AUG. 7—Berkshire Hathaway Inc. reinsurance unit National Indemnity Co. offers $52 per share for Transatlantic, or around $3.25 billion at the time. Stock market turmoil diminishes the value of Allied World's offer to about $2.74 billion and Validus' offer to about $2.87 billion.

SEPT. 9—Advisory firm Institutional Shareholder Services Inc. recommends that Transatlantic investors vote against the Allied World merger.

SEPT. 16—The Transatlantic and Allied World merger collapses under investor pressure.

SEPT. 26—Transatlantic says it has entered into talks with an unnamed third party, reportedly involving an investor group that includes Joseph Brandon, former CEO of Berkshire Hathaway Inc.'s General Re Corp.

OCT. 11—Transatlantic says it has entered into deal talks with its fourth potential bidder, reportedly involving Hamilton, Bermuda-based Enstar Group Ltd. and New York-based C.V. Starr & Co.

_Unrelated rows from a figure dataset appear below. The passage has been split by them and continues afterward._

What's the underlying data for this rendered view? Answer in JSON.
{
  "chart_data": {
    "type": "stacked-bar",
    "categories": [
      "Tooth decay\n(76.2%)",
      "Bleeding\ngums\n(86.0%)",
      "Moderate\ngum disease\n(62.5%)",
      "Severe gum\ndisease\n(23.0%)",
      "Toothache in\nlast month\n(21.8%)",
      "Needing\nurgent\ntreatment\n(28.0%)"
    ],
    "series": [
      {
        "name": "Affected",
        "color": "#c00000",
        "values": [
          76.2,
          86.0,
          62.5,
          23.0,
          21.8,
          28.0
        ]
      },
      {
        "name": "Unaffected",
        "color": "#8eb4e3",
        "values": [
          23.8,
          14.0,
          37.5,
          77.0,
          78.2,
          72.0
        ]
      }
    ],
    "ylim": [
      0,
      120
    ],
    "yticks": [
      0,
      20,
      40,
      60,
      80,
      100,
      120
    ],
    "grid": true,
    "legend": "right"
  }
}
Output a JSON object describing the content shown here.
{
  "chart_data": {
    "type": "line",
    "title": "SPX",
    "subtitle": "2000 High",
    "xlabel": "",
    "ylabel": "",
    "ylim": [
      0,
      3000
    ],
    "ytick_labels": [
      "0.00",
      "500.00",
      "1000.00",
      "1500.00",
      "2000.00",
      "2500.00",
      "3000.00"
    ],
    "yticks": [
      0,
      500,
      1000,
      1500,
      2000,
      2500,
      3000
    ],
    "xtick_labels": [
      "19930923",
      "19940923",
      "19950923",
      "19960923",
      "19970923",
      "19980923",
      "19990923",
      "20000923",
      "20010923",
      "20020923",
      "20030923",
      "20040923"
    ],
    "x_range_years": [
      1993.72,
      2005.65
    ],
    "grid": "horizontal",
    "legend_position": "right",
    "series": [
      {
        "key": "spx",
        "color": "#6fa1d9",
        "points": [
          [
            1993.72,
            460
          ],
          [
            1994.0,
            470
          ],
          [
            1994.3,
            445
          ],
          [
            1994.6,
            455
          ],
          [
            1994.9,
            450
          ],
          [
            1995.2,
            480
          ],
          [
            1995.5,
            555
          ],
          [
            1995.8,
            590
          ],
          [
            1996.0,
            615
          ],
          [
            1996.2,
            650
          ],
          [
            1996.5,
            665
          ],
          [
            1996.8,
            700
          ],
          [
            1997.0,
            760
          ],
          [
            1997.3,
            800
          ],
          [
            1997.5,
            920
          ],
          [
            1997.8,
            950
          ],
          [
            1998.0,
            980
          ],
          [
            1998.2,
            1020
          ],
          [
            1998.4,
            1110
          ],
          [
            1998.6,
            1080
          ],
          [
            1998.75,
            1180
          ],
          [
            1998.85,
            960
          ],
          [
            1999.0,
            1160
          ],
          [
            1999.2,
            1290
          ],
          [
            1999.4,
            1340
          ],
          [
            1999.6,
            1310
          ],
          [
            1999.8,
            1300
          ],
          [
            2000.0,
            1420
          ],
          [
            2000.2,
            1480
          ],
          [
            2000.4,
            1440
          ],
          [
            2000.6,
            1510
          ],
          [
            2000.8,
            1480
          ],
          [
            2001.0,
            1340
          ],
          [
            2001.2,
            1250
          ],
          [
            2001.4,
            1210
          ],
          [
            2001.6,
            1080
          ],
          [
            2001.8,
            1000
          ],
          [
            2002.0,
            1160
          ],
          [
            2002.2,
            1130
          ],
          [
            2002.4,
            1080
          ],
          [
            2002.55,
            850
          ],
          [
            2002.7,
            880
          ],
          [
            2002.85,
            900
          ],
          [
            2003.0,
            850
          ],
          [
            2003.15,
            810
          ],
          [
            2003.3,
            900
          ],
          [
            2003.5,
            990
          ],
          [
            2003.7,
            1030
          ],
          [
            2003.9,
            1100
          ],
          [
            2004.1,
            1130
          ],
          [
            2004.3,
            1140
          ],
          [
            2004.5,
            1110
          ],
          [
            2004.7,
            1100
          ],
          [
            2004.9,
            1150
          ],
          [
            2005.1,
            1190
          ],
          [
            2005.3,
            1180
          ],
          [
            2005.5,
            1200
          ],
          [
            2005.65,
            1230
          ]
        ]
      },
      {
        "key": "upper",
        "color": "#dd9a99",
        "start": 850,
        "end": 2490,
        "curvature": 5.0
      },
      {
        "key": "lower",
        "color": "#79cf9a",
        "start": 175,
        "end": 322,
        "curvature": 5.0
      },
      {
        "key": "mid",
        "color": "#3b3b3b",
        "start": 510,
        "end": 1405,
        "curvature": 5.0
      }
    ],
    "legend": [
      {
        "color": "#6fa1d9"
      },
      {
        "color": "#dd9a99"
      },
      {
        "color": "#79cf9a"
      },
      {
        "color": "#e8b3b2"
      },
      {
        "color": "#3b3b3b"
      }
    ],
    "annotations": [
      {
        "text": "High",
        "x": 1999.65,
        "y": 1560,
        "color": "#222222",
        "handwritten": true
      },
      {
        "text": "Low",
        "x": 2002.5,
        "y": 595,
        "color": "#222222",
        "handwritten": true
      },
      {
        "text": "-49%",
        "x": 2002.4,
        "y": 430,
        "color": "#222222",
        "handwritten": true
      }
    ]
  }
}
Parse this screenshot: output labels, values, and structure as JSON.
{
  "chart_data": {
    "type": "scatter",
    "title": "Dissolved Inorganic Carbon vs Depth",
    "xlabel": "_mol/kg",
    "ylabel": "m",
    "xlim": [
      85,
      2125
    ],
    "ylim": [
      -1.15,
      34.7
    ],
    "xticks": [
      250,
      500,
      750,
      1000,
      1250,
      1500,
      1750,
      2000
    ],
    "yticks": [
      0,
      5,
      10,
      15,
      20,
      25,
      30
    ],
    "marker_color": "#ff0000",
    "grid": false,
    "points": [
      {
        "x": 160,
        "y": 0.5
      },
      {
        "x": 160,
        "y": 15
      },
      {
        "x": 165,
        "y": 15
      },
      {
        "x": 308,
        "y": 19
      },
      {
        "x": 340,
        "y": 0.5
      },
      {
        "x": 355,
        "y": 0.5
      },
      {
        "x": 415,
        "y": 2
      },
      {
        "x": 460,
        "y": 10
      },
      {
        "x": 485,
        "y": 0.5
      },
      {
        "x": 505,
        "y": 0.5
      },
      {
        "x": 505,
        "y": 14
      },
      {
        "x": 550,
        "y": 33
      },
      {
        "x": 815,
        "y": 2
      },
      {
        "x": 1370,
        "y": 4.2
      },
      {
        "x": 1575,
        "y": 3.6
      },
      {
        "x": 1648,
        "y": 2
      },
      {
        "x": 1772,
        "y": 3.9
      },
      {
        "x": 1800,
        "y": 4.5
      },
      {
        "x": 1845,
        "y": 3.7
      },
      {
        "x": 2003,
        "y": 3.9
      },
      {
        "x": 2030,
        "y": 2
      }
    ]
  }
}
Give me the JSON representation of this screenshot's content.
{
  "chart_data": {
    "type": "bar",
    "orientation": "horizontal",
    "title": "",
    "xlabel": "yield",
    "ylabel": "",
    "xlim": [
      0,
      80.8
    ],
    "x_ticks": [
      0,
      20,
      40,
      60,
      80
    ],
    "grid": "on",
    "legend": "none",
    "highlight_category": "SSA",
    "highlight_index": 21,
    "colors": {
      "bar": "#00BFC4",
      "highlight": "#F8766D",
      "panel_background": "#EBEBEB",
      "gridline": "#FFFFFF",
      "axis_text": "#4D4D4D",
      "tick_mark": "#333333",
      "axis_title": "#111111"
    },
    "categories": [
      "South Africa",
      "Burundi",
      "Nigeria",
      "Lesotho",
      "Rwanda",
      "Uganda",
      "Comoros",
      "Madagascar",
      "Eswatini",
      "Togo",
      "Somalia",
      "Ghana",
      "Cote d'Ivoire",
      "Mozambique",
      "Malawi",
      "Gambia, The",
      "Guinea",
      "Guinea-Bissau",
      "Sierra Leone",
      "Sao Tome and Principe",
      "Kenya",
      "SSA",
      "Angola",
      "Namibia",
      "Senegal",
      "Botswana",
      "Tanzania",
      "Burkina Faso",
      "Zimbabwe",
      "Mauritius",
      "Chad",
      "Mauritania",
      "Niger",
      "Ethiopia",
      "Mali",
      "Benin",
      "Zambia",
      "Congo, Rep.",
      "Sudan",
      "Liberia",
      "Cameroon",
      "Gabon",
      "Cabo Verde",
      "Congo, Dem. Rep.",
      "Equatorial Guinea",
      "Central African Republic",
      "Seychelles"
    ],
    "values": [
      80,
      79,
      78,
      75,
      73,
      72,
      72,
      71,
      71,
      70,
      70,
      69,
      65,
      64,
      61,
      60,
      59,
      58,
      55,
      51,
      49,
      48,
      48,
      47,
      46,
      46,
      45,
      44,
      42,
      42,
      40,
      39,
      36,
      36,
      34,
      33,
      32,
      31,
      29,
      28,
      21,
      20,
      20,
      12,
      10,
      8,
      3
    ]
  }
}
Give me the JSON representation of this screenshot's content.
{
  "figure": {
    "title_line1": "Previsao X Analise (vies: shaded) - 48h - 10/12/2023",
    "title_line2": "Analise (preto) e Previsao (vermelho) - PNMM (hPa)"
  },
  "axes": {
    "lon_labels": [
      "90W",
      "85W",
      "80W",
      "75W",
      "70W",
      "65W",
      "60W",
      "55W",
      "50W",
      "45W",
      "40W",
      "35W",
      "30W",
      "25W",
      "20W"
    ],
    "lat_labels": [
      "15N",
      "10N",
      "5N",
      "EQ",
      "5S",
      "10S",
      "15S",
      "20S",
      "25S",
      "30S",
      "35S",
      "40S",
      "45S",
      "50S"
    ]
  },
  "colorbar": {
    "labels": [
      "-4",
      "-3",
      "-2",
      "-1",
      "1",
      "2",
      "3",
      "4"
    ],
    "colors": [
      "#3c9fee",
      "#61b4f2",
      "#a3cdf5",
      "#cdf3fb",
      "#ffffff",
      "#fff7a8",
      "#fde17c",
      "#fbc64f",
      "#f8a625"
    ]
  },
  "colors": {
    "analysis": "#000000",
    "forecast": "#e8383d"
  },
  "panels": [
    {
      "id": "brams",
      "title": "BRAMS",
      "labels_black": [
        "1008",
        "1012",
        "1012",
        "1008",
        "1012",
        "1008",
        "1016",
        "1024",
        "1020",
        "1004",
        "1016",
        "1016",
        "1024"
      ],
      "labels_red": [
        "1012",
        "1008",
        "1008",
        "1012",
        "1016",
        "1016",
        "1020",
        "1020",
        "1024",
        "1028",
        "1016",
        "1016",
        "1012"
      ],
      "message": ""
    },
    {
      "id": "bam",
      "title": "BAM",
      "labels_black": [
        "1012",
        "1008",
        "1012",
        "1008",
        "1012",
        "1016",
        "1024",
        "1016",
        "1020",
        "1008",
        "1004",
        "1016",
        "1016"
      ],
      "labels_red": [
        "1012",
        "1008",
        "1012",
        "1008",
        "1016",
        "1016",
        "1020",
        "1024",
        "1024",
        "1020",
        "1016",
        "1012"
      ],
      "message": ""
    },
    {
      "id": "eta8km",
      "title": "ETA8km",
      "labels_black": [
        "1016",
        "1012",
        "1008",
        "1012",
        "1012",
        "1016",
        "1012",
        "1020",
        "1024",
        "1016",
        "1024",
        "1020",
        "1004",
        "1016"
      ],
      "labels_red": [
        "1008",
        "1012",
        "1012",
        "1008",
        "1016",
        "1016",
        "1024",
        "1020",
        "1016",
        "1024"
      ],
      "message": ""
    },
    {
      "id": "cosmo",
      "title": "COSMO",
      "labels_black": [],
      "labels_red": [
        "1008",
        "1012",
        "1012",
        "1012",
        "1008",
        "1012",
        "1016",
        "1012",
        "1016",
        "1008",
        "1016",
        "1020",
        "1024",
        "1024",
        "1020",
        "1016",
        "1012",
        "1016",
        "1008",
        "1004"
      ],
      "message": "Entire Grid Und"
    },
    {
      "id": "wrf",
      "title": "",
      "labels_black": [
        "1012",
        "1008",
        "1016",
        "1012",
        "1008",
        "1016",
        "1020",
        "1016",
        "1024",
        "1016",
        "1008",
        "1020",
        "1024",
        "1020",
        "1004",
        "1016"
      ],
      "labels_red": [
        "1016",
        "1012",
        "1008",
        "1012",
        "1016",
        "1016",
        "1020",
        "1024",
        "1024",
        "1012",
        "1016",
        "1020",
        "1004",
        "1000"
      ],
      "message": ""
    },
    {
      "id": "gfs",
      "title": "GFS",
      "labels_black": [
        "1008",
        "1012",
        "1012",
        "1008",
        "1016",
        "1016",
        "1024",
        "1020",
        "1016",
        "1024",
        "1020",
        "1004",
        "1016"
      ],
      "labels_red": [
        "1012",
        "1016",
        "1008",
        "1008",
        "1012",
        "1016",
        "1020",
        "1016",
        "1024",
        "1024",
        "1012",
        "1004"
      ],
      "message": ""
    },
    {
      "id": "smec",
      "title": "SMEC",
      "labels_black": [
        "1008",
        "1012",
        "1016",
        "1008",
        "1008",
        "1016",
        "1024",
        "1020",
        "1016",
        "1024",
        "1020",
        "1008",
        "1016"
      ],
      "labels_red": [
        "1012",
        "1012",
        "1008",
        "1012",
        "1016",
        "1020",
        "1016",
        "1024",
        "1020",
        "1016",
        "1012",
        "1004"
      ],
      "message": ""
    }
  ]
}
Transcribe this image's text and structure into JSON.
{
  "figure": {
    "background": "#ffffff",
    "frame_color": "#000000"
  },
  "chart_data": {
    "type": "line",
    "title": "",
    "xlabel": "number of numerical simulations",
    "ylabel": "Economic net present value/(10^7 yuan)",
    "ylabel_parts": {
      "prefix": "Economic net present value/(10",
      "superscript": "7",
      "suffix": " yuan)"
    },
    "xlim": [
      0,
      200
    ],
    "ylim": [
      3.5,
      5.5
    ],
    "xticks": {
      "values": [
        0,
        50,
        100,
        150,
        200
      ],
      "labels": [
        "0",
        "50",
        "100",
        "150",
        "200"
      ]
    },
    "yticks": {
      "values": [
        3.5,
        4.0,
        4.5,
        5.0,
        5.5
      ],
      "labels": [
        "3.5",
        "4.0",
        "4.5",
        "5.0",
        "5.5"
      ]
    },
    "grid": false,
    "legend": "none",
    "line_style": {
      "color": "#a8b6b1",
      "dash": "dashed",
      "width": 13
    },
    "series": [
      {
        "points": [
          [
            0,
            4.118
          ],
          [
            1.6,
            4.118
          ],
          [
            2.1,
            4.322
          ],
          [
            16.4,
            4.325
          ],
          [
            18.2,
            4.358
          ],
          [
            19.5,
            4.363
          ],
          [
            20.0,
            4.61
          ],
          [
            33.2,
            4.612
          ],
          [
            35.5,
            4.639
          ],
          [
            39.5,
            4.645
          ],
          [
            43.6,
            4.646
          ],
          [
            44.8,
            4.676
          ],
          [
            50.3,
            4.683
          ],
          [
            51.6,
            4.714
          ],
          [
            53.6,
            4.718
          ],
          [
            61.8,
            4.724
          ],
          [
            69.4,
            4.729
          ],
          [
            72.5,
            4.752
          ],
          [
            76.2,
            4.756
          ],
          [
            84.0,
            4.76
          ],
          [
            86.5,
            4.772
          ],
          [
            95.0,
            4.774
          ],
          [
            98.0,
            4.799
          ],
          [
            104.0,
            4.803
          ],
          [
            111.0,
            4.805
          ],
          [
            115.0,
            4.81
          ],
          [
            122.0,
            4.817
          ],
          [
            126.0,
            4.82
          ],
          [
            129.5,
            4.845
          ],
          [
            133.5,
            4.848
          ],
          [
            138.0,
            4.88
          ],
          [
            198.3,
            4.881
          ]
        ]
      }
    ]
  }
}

NOV. 21—Transatlantic agrees to a stock-and-cash deal with New York investment holding company Alleghany Corp. valuing the reinsurer at roughly $3.4 billion. Transatlantic is to operate as a semiautonomous subsidiary of Alleghany, with Mr. Brandon serving as president of Alleghany Insurance Holdings L.L.C., executive vp of Alleghany and chairman of Transatlantic's board. Davis supports the deal.